No One Would Listen: A True Financial Thriller
- Hardcover edition
- Author: Harry Markopolos
- Language: English
- Genre: Non-fiction
- Publisher: Wiley
- Publication date: March 2, 2010
- Publication place: United States
- Media type: Print, e-book
- Pages: 376
- ISBN: 978-0-470-55373-2
- OCLC: 751127587

= No One Would Listen =

Book by Harry Markopolos

No One Would Listen: A True Financial Thriller is a book by whistleblower Harry Markopolos about his investigation into the Madoff investment scandal and how the U.S. Securities and Exchange Commission failed to react to his warnings.

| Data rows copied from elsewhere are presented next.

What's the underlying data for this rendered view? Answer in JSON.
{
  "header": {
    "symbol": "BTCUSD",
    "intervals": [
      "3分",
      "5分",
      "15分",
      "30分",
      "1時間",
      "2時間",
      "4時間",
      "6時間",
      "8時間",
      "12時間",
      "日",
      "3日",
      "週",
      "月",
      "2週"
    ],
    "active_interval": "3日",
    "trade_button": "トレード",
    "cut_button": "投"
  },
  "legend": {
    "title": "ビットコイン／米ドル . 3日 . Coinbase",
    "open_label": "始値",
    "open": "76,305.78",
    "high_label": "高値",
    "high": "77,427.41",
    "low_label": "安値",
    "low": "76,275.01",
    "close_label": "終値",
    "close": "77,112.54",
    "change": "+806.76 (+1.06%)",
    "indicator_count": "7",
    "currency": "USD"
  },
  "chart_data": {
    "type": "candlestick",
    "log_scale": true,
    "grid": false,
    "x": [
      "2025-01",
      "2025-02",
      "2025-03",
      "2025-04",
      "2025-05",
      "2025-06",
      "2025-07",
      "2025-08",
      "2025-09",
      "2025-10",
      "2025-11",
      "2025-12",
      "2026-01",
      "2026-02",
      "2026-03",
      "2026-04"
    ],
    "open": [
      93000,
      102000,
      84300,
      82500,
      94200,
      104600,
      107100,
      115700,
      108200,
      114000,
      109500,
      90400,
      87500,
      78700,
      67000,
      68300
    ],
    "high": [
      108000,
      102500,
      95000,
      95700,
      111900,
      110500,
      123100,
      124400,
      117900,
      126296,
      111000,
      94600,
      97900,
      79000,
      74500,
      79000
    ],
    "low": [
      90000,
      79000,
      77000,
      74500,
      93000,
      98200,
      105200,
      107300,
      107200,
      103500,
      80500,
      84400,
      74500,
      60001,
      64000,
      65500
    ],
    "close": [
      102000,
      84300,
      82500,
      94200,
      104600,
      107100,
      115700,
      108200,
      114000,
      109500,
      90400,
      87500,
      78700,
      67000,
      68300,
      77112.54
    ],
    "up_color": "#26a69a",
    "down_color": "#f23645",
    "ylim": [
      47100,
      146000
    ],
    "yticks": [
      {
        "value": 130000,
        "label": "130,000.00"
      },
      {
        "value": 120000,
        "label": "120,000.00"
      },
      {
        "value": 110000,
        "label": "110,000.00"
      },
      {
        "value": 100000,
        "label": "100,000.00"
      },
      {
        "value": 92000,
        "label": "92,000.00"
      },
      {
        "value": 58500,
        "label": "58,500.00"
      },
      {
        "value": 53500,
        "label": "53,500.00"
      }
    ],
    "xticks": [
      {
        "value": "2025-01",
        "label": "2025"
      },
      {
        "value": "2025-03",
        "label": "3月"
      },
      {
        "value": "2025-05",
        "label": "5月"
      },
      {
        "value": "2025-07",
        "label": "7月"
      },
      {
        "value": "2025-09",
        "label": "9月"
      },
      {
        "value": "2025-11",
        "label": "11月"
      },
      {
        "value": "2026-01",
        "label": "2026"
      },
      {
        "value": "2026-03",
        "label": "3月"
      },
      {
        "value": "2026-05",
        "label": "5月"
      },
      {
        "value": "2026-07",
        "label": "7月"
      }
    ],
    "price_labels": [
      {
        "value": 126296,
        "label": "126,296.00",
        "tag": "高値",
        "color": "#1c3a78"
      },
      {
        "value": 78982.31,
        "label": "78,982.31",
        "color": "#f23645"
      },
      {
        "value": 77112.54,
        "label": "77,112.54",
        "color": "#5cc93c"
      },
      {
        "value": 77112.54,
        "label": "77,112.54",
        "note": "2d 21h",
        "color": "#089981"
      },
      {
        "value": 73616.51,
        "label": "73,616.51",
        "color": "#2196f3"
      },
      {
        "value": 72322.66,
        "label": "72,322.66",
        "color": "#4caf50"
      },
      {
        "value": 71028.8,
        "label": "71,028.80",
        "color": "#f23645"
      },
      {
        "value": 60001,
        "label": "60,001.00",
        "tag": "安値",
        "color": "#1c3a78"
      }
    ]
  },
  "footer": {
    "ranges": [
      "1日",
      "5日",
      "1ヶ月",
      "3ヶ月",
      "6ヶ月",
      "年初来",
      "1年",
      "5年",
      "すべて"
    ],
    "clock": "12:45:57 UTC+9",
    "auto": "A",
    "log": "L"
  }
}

The book was released on March 2, 2010, by John Wiley & Sons.

==Reception==

The New York Journal of Books felt that the book provided "a really insightful look into the world of high finance, and the best explanation of the Madoff fraud", but found that it had "too much ... about Markopolos himself, his family, his friends". Publishers Weekly called it "an astonishing true-life whodunit", with the repercussions of Madoff's downfall serving as "a satisfying conclusion"; LexisNexis, however, faulted Markopolos for being overly critical of the SEC, and at the Wall Street Journal, Richard Tofel (while conceding the quality of Markopolos's investigative work) stated that—by describing his own fears of retribution from organized crime—Markopolos "sheds more light than he intends on just why no one would listen".

Markopolos was a guest on The Daily Show with Jon Stewart on March 8, 2010.